When the Pittsburgh Tribune-Review interviewed Trump's son, Donald Jr., he offered a different explanation for his father's refusal to release his tax returns. An article published Wednesday quoted Donald Trump Jr. as saying:

Because he's got a 12,000-page tax return that would create … financial auditors out of every person in the country asking questions that would detract from (his father's) main message.

This reason doesn't seem far off the suspicion among many of Trump's most vocal critics that Trump isn't releasing his tax returns for fear of the fallout from some of the financial entanglements he has. Others have wondered whether Trump's tax return secrecy is related to an effort to obscure having a lower income or net worth than he frequently claims.

Trump Jr.'s comments are not the first time someone in the middle of the Trump operation has lacked message discipline on the matter of tax returns. Trump's own running mate, Gov. Mike Pence, released his tax returns even as the campaign claimed they aren't necessary from the presidential nominee. Before she was Trump's campaign manager. Kellyanne Conway actually said back in April that Trump should release his tax returns. She told CNN's Don Lemon said of the then Ted Cruz-John Kasich alliance, "It's completely transparent," but noted, "Donald Trump's tax returns aren't, I would like to see those be transparent."

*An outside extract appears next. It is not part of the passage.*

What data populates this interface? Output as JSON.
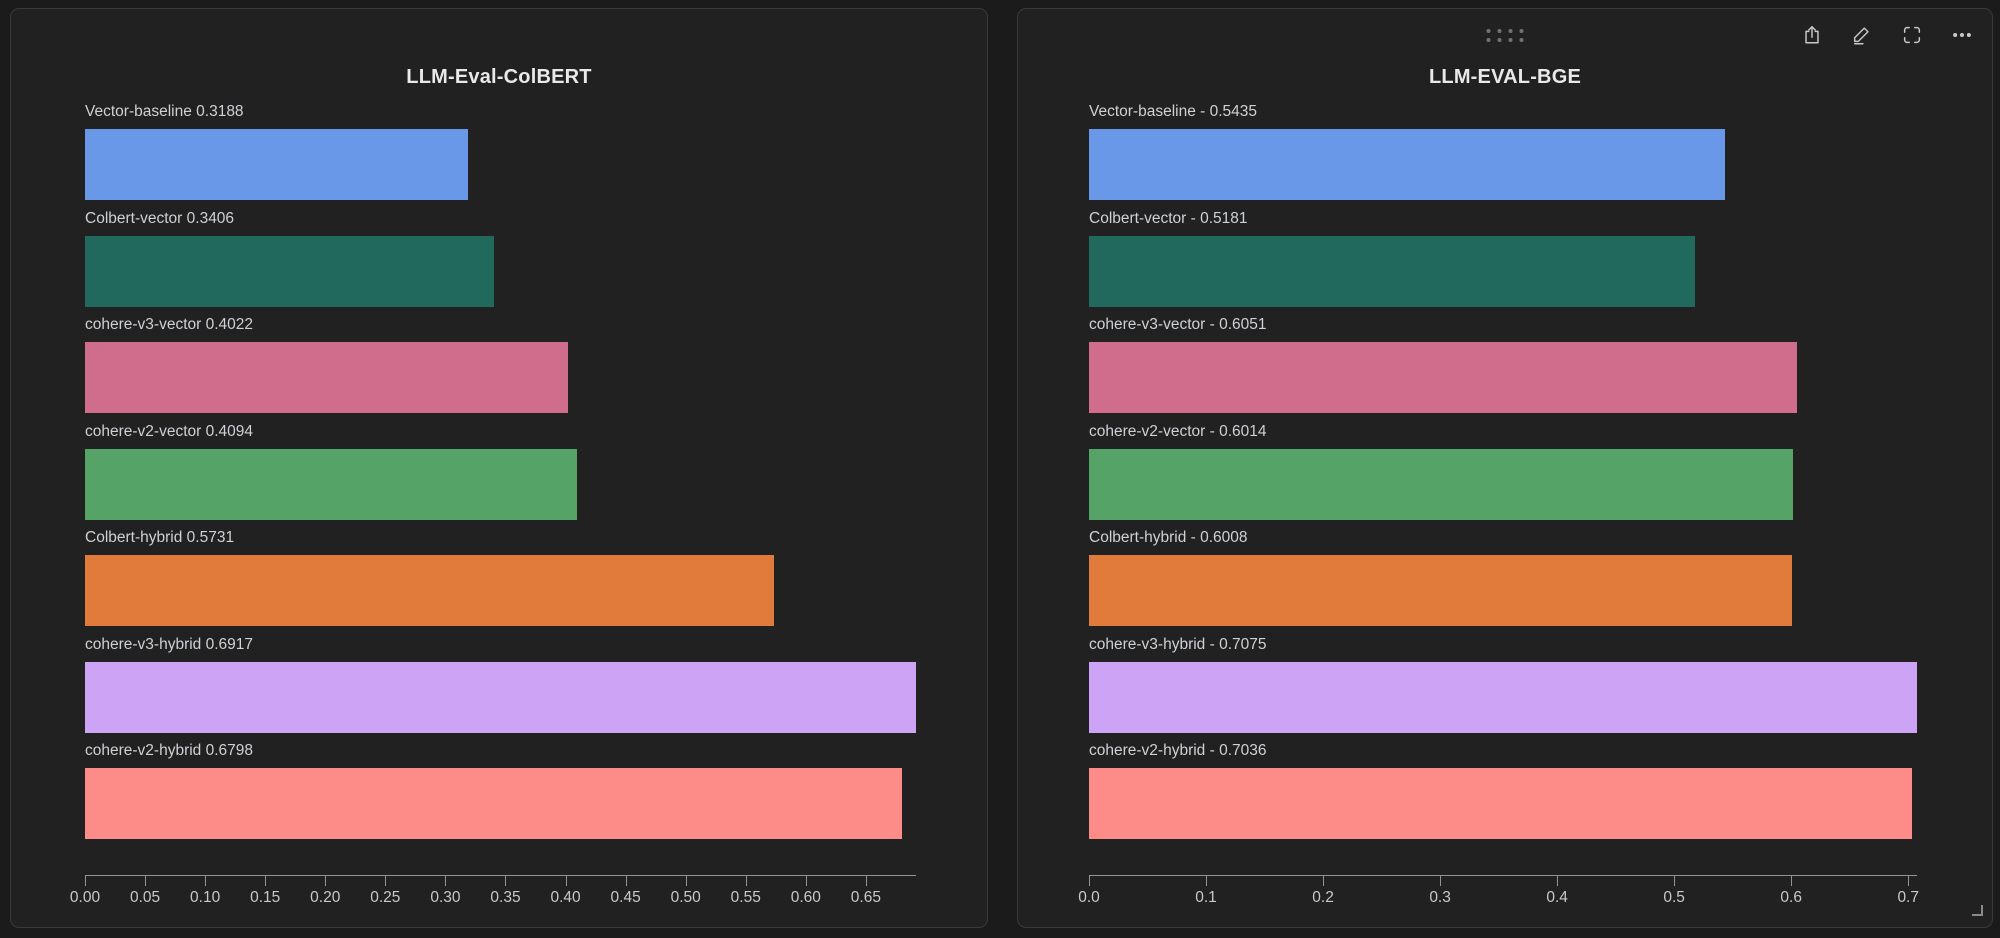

There is real reason to believe that Trump Jr.'s assertion is correct, and Trump's tax returns could lead to weeks of stories focused on Trump's financial dealings rather than the message to voters his campaign has been trying to focus on. David Fahrenthold of the Washington Post has been reporting a series of pieces on Trump's lack of donations to his own foundation and seeming aversion to charitable giving overall. But Fahrenthold can't make his claims as strongly about Trump's actual giving without any concrete proof of his financials.

Tax lawyers have argued that the IRS allows Trump to release his tax returns under audit, anyway. And considering Trump's admitted distaste for disclosing bad information about himself, it's not surprising that the Clinton campaign is jumping on his lack of disclosure as hiding something sinister:

Maybe the period of what the Wall Street Journal's Doug Heye called, "unusual restraint," we've seen from the Trump campaign has come to a close.